Graciela Torres lleva más de siete años viviendo en Guadalajara donde vive de la venta de artesanía.
“Extraño mucho Santa Catarina, pero ahí no había nada que hacer y yo necesito comer. Suelo ir ahí dos veces al año para ver a mis hermanos, pero son viajes de más de 20 horas en autobús, está muy lejos, el trayecto es muy pesado”
Álvaro González
Cuando habla Graciela Torres González apenas se le escucha su voz. Pero poco a poco vence a la timidez. Tiene 35 años y una familia que mantener. La artesana lleva varios años viviendo en Guadalajara junto a sus cuatro hijas y forma parte del grupo de 70 artesanos que todos los días venden sus productos a un costado del Palacio Municipal de Guadalajara.
Nació en la comunidad wixárica de Santa Caterina, en el municipio de Mezquitic, pero muy joven emigró junto a su padre y su familia a Zacatecas donde pasó la mayor parte de su infancia y juventud. Desde hace siete años vive, junto a sus cuatro hijas, en Guadalajara.
“Extraño mucho Santa Catarina, pero ahí no había nada que hacer y yo necesito comer. Suelo ir ahí dos veces al año para ver a mis hermanos, pero son viajes de más de 20 horas en autobús, está muy lejos, el trayecto es muy pesado”. Graciela tiene las manos pequeñas, perfectas para el trabajo meticuloso que exige la artesanía. A los seis años aprendió el oficio, así que ahora es toda una experta.

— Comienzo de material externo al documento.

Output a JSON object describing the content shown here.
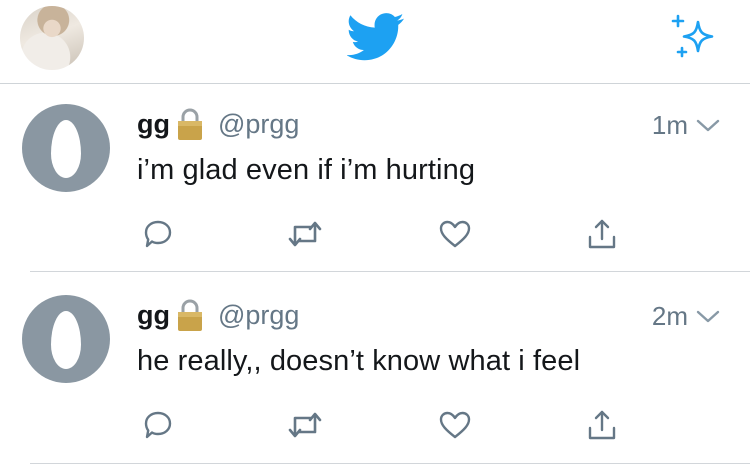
{
  "nav": {
    "profile_avatar": "profile-photo",
    "logo_icon": "twitter-bird-icon",
    "compose_icon": "sparkle-icon"
  },
  "colors": {
    "brand_blue": "#1da1f2",
    "text": "#14171a",
    "secondary_text": "#657786",
    "egg_background": "#8a97a2"
  },
  "tweets": [
    {
      "display_name": "gg",
      "handle": "@prgg",
      "timestamp": "1m",
      "text": "i’m glad even if i’m hurting",
      "protected_icon": "lock-icon"
    },
    {
      "display_name": "gg",
      "handle": "@prgg",
      "timestamp": "2m",
      "text": "he really,, doesn’t know what i feel",
      "protected_icon": "lock-icon"
    }
  ],
  "action_icons": [
    "reply-icon",
    "retweet-icon",
    "like-icon",
    "share-icon"
  ]
}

“Para hacer unos aretes me tardo una hora. Para hacer un collar necesito más tiempo, una hora quizás, para otro tipo de cosas, como collares un poco más”, dice mientras muestra un colgante en forma de águila. Es su animal favorito. Ese collar cuesta 600 pesos. Es el producto más caro que tiene a la venta en su puesto. El más barato son unos aretes pequeños de 25 pesos.
“Guadalajara me gusta, aunque hace mucho calor y llueve mucho. Pero la gente en general nos trata bien. Nos traen comida, nos preguntan cómo estamos, quieren saber si necesitamos algo, son muy amables”.

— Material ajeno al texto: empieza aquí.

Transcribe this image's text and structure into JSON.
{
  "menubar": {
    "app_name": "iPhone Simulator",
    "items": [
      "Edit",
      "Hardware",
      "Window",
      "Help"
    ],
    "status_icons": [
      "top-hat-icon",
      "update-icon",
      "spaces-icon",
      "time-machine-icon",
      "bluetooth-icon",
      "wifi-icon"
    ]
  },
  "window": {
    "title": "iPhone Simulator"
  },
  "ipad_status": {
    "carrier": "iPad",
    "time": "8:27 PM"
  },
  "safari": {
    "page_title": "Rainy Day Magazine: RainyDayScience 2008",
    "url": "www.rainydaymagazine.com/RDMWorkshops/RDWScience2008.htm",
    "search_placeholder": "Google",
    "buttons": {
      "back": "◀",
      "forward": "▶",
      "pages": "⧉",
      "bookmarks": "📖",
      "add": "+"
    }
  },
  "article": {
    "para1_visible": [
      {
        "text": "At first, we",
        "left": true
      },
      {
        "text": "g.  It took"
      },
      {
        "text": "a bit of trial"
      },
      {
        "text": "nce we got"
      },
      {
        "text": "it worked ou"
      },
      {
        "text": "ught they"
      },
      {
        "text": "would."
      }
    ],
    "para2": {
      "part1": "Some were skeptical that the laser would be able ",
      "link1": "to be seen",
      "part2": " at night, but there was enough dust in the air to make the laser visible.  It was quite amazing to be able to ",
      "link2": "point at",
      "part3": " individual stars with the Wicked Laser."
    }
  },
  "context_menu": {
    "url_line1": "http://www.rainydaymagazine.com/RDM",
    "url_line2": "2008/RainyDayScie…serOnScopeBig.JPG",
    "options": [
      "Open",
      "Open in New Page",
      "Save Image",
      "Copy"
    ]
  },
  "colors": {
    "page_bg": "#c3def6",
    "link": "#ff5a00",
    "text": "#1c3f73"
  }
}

Graciela muestra también su bolsa que ella mismo tejió también con la figura del águila y de un árbol con frutos. “No tiene ningún significado especial, simplemente me gustó cómo quedó la composición”.
Graciela alterna su trabajo como artesana trabajando de sol a sol un par de meses al año en la recolección de jitomate en San Cristóbal de la Barranca, Jalisco.

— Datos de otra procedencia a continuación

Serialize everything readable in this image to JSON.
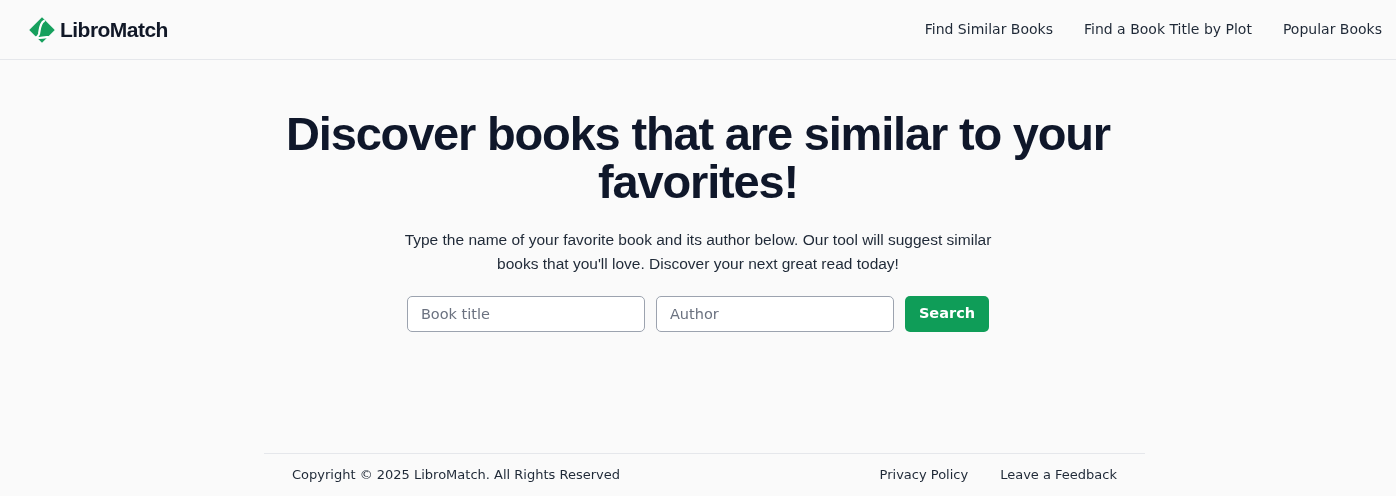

“Se gana más o menos lo mismo que con la artesanía, pero me gusta hacerlo porque es algo diferente. A veces puede uno se aburre haciendo solamente una cosa”.
Al puesto de Graciela, donde dominan los collares de canutillo, los pendientes y las pulseras de colores, una chica se le acerca ofreciéndole comida que se la traen de un local cercano. Durante la entrevista atiende a un par de clientes y vende un par de aretes.
“Tenemos días buenos y malos. Llegamos aquí a las nueve de la mañana y nos vamos hasta la noche, si es que no llueve. Pero hay días en que no se vende nada. La vida del artesano es dura, pero tiene satisfacciones”.
Sobre los problemas que han tenido con los inspectores y la policía municipal de Guadalajara, quienes los han sacado de la Plaza Tapatía, asegura que lo único que quieren es que los dejen trabajar tranquilamente.
“Nosotros vivimos de esto y ya tenemos suficientes problemas. Trabajamos muchas horas debajo del sol, con lluvia, para que encima no nos dejen vender lo que hacemos y nos quiten nuestra mercancía. No es justo”.
PERFIL
Graciela nació hace 35 años en la comunidad de Santa Catarina en Jalisco. Sin embargo, vivió casi toda su infancia en Zacatecas. Desde hace siete años reside en Guadalajara, a donde llegó con sus cuatro hijas. La mayor tiene 22 años y la menor nueve. Está separada de su esposo desde hace seis años. Asegura que ya no sabe nada de él y que no tiene novio. Todas sus hijas estudian, menos Sandra, que tiene 16 y prefiere apoyar a su madre con el negocio de la artesanía. Con ella comparte un pequeño espacio en la calle. “Quiero que mis hijas estudien y se preparen para que puedan tener un mejor futuro”.